- Born: c. 1951 Loma Linda, California
- Occupation: businesswoman
- Known for: matching celebrities with companies and charities

= Rita Tateel =

American businesswoman (born c. 1951)

Rita Tateel (born c. 1951) is an American businesswoman. She is the founder and President of The Celebrity Source, a celebrity booking agency that matches celebrities with corporate and non-profit clients for public relations, marketing and advertising campaigns, and special events. She has also taught classes at UCLA Extension.

==Early life and education==
Tateel was born in Loma Linda, California; her parents were Holocaust survivors who owned an egg farm in Fontana, California at the time. She grew up in Los Angeles. She has a bachelor's degree in child development and a master's degree in social work. She worked for nonprofit organizations for 15 years.

==The Celebrity Source==
Through her work in nonprofit organizations, she became aware that celebrities can be very important to a charity, because they provide visibility and credibility as well as influencing others to contribute. She decided to go into the business of helping organizations to recruit celebrity sponsors, headliners, and participants in events.
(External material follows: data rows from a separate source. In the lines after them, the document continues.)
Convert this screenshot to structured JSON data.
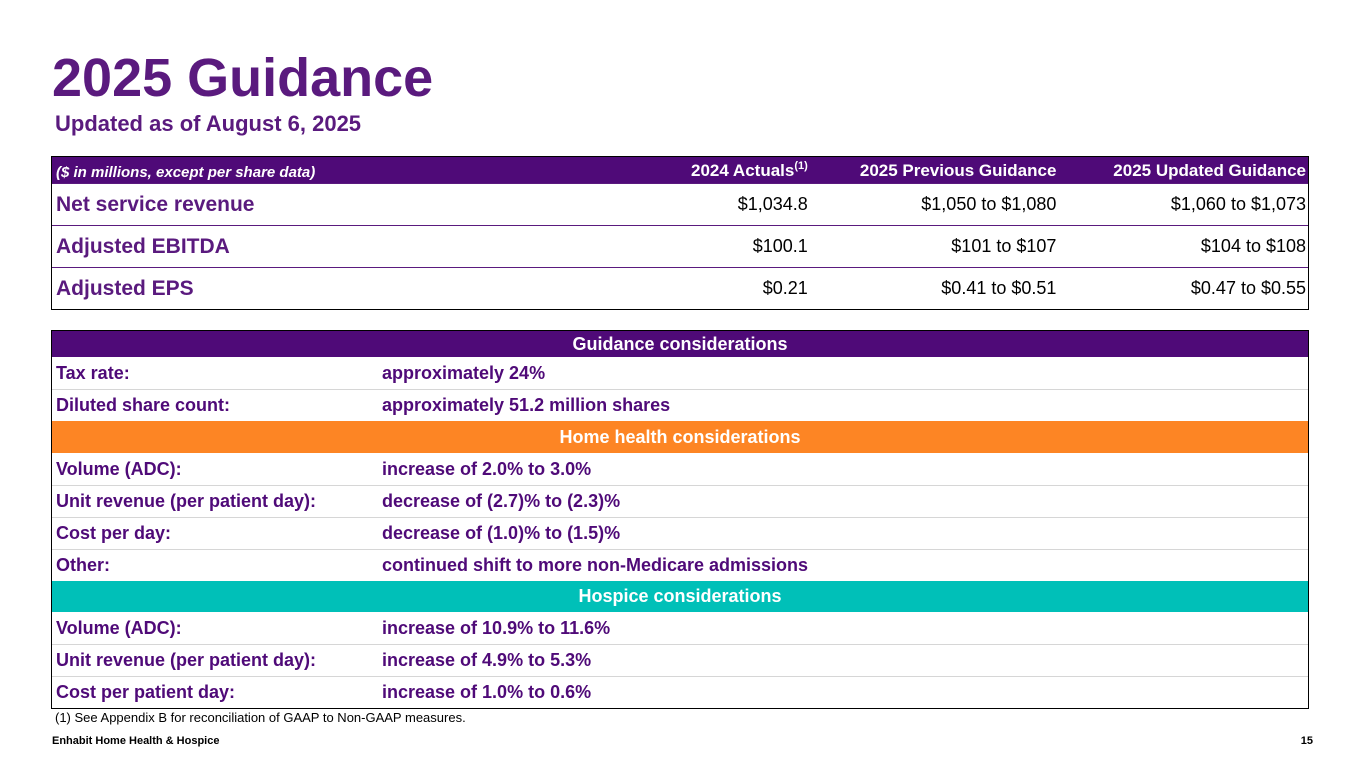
{
  "title": "2025 Guidance",
  "subtitle": "Updated as of August 6, 2025",
  "financials": {
    "header": {
      "label": "($ in millions, except per share data)",
      "col1": "2024 Actuals",
      "col1_sup": "(1)",
      "col2": "2025 Previous Guidance",
      "col3": "2025 Updated Guidance"
    },
    "rows": [
      {
        "label": "Net service revenue",
        "actual": "$1,034.8",
        "previous": "$1,050 to $1,080",
        "updated": "$1,060 to $1,073"
      },
      {
        "label": "Adjusted EBITDA",
        "actual": "$100.1",
        "previous": "$101 to $107",
        "updated": "$104 to $108"
      },
      {
        "label": "Adjusted EPS",
        "actual": "$0.21",
        "previous": "$0.41 to $0.51",
        "updated": "$0.47 to $0.55"
      }
    ]
  },
  "considerations": {
    "guidance_header": "Guidance considerations",
    "guidance_rows": [
      {
        "label": "Tax rate:",
        "value": "approximately 24%"
      },
      {
        "label": "Diluted share count:",
        "value": "approximately 51.2 million shares"
      }
    ],
    "home_health_header": "Home health considerations",
    "home_health_rows": [
      {
        "label": "Volume (ADC):",
        "value": "increase of 2.0% to 3.0%"
      },
      {
        "label": "Unit revenue (per patient day):",
        "value": "decrease of (2.7)% to (2.3)%"
      },
      {
        "label": "Cost per day:",
        "value": "decrease of (1.0)% to (1.5)%"
      },
      {
        "label": "Other:",
        "value": "continued shift to more non-Medicare admissions"
      }
    ],
    "hospice_header": "Hospice considerations",
    "hospice_rows": [
      {
        "label": "Volume (ADC):",
        "value": "increase of 10.9% to 11.6%"
      },
      {
        "label": "Unit revenue (per patient day):",
        "value": "increase of 4.9% to 5.3%"
      },
      {
        "label": "Cost per patient day:",
        "value": "increase of 1.0% to 0.6%"
      }
    ]
  },
  "footnote": "(1) See Appendix B for reconciliation of GAAP to Non-GAAP measures.",
  "footer": {
    "company": "Enhabit Home Health & Hospice",
    "page_number": "15"
  },
  "colors": {
    "purple": "#4f0a78",
    "orange": "#fd8524",
    "teal": "#00c0b8"
  }
}
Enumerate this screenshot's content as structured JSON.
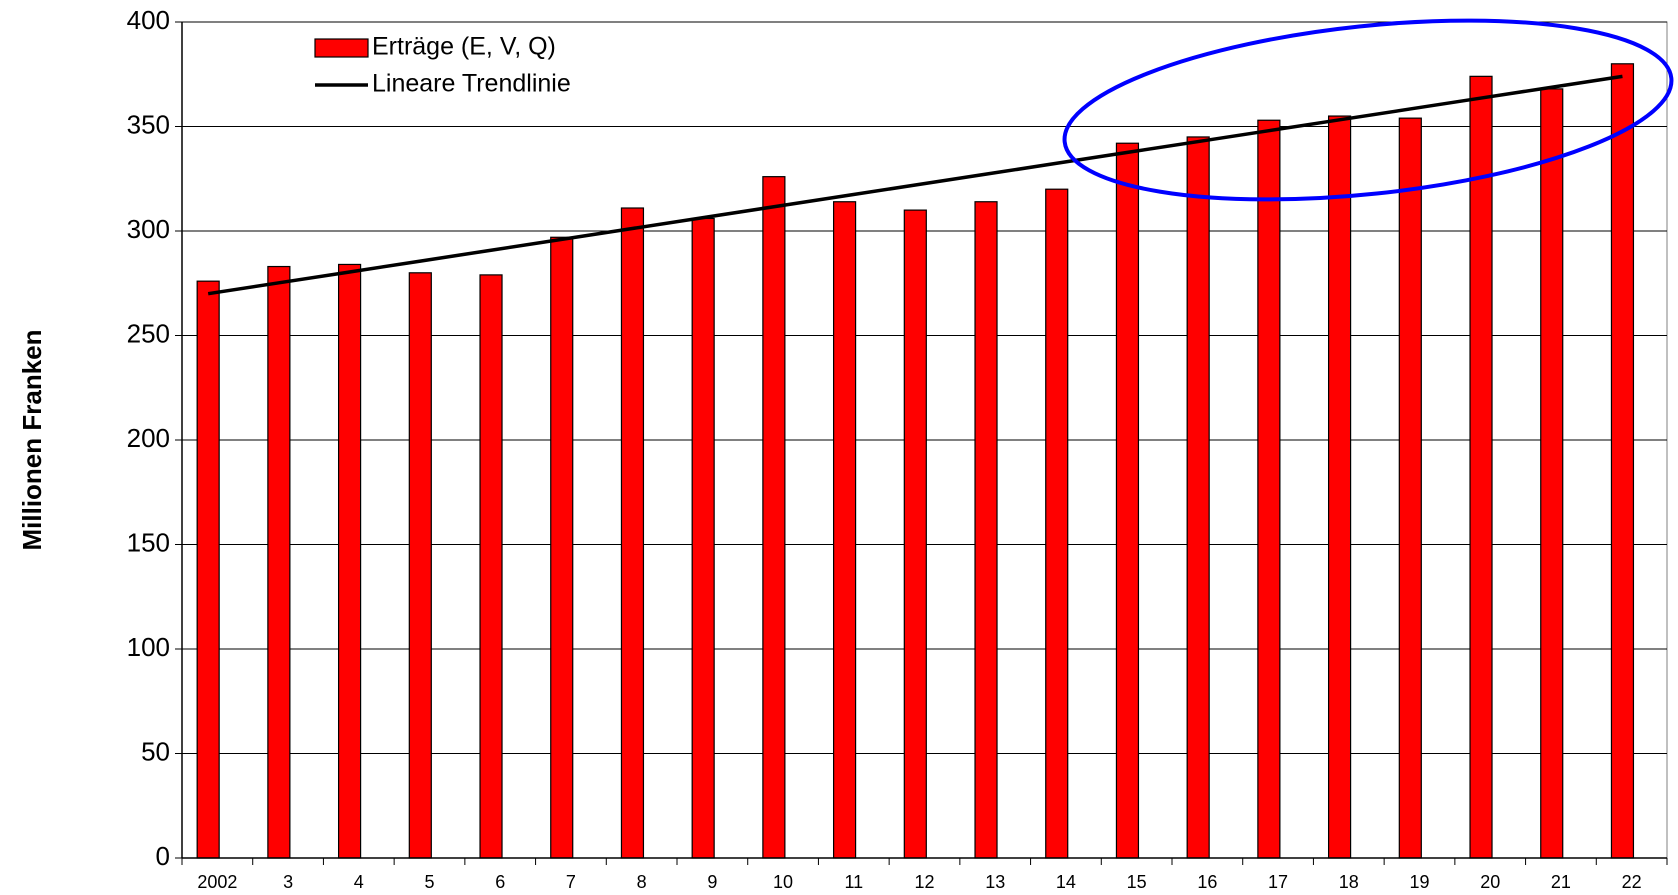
{
  "chart_data": {
    "type": "bar",
    "y_label": "Millionen Franken",
    "categories": [
      "2002",
      "3",
      "4",
      "5",
      "6",
      "7",
      "8",
      "9",
      "10",
      "11",
      "12",
      "13",
      "14",
      "15",
      "16",
      "17",
      "18",
      "19",
      "20",
      "21",
      "22"
    ],
    "series": [
      {
        "name": "Erträge (E, V, Q)",
        "color": "#ff0000",
        "type": "bar",
        "values": [
          276,
          283,
          284,
          280,
          279,
          297,
          311,
          306,
          326,
          314,
          310,
          314,
          320,
          342,
          345,
          353,
          355,
          354,
          374,
          368,
          380
        ]
      },
      {
        "name": "Lineare Trendlinie",
        "color": "#000000",
        "type": "line",
        "values": [
          270,
          275.2,
          280.4,
          285.6,
          290.8,
          296,
          301.2,
          306.4,
          311.6,
          316.8,
          322,
          327.2,
          332.4,
          337.6,
          342.8,
          348,
          353.2,
          358.4,
          363.6,
          368.8,
          374
        ]
      }
    ],
    "ylim": [
      0,
      400
    ],
    "yticks": [
      0,
      50,
      100,
      150,
      200,
      250,
      300,
      350,
      400
    ],
    "grid": true
  }
}
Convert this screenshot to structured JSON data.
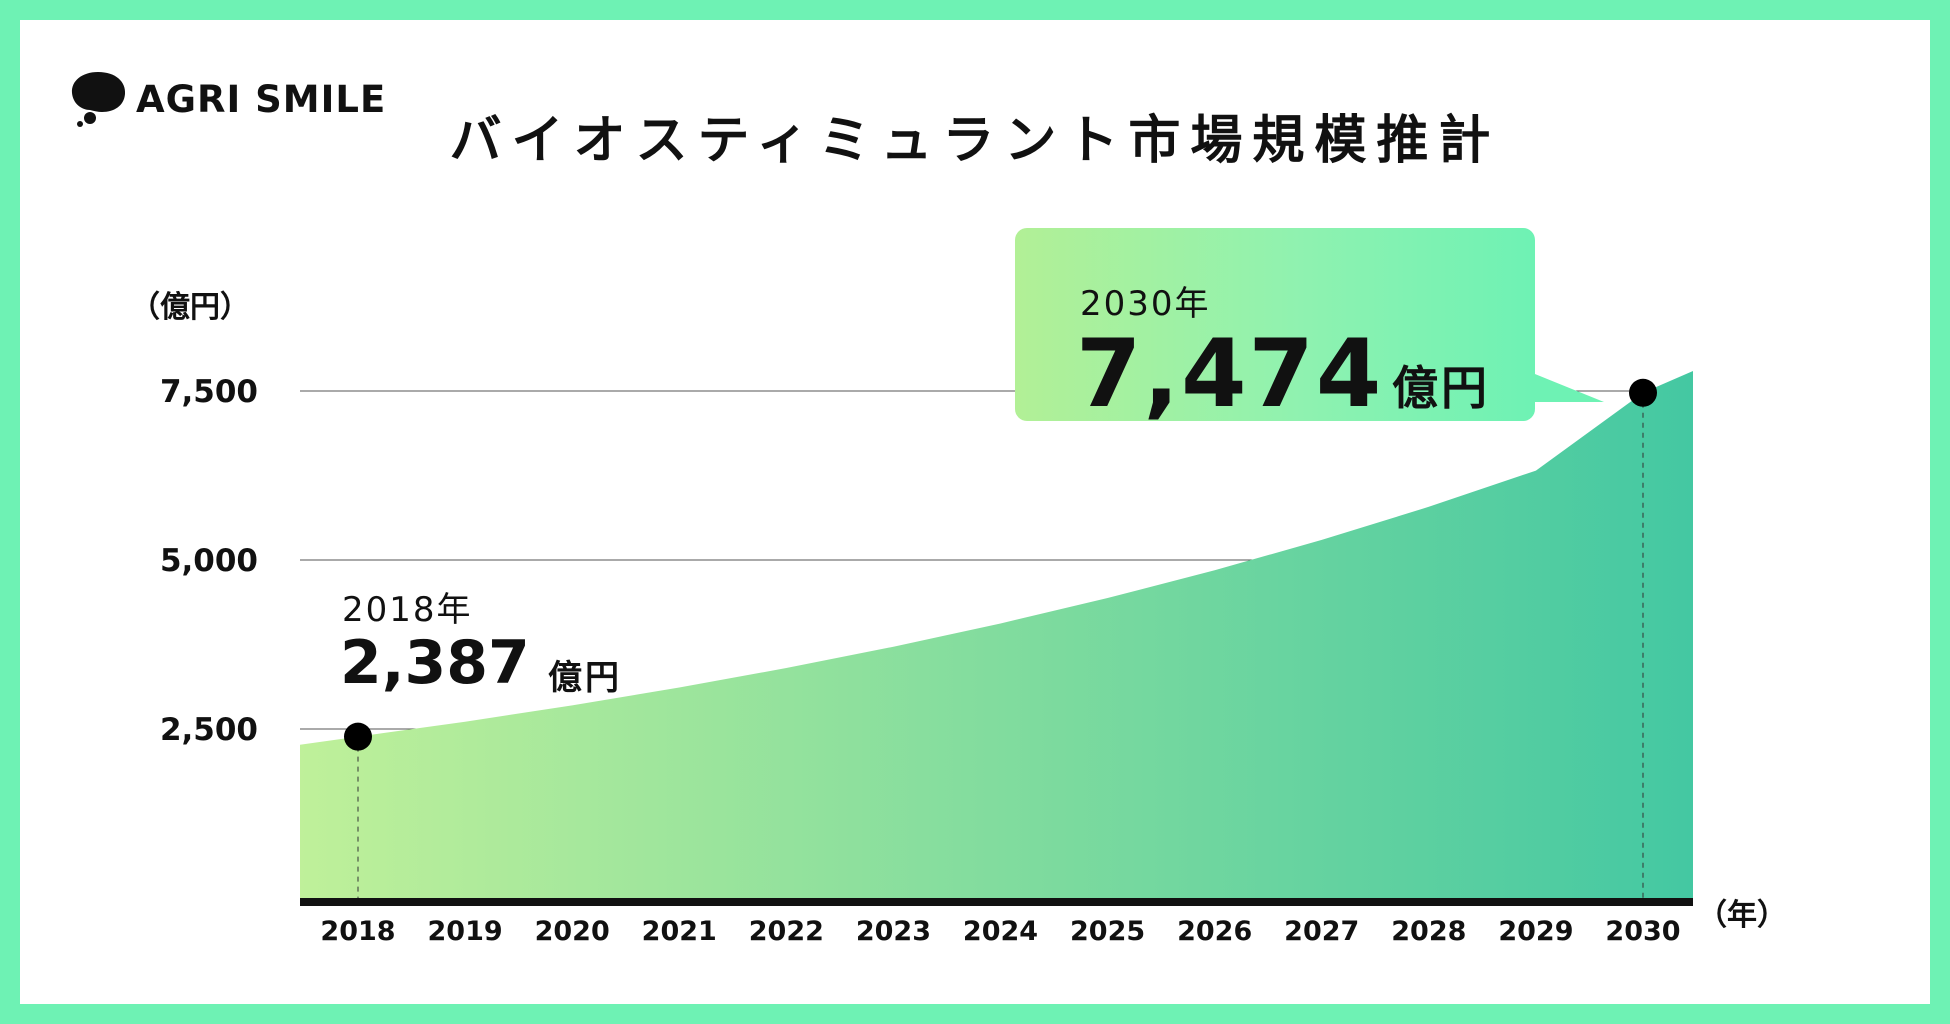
{
  "brand": {
    "name": "AGRI SMILE"
  },
  "chart_data": {
    "type": "area",
    "title": "バイオスティミュラント市場規模推計",
    "ylabel": "（億円）",
    "xlabel": "（年）",
    "ylim": [
      0,
      7500
    ],
    "y_ticks": [
      "2,500",
      "5,000",
      "7,500"
    ],
    "y_tick_values": [
      2500,
      5000,
      7500
    ],
    "x": [
      "2018",
      "2019",
      "2020",
      "2021",
      "2022",
      "2023",
      "2024",
      "2025",
      "2026",
      "2027",
      "2028",
      "2029",
      "2030"
    ],
    "values": [
      2387,
      2608,
      2850,
      3114,
      3402,
      3717,
      4061,
      4437,
      4848,
      5297,
      5787,
      6323,
      7474
    ],
    "grid": true,
    "colors": {
      "start": "#bff09a",
      "end": "#44c8a2",
      "background": "#6ef2b4"
    },
    "annotations": [
      {
        "year_label": "2018年",
        "value_label": "2,387",
        "unit": "億円",
        "x": "2018",
        "y": 2387
      },
      {
        "year_label": "2030年",
        "value_label": "7,474",
        "unit": "億円",
        "x": "2030",
        "y": 7474
      }
    ]
  }
}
She incorporated The Celebrity Source, headquartered in Los Angeles, California, on April 7, 1988. Her company finds celebrities willing to work in "cause-related marketing and public relations”. She has been described as "a matchmaker, Hollywood style".

The business maintains a database of more than 5,000 celebrities from film, television, music, sports and fashion in addition to experts from other industries and digital influencers, with information about their biographies, tastes, and charitable interests. "For example, if we need to identify a golfer who's from the Midwest, a supporter of the American Cancer Society and is African American, we can do that." In addition to linking stars to non-profits, she helps corporations to find celebrity endorsers or spokespeople.

==Sample celebrity matches==
- She has recruited celebrities for the Hollywood Christmas Parade and the Los Angeles Marathon, among many other events.
- For 20 years she has procured celebrity racers for the Toyota Grand Prix of Long Beach, Pro/Celebrity Race, which benefits Miller Children's Hospital Long Beach and Children's Hospital of Orange County.
- When Purina wanted to support animal-rescue organizations, Tateel recruited Emily Procter, a star of “CSI Miami,” because she knew that Procter “lives and breathes animal rescue.”

==Memberships==
Tateel is a member of the Hollywood Chamber of Commerce and the Entertainment Publicists Professional Society (EPPS). She is a founding member and advisor to the Association of Celebrity Personal Assistants (ACPA). She also helped organize the New York chapter of the ACPA, which is now the independent organization, New York Celebrity Assistants (NYCA).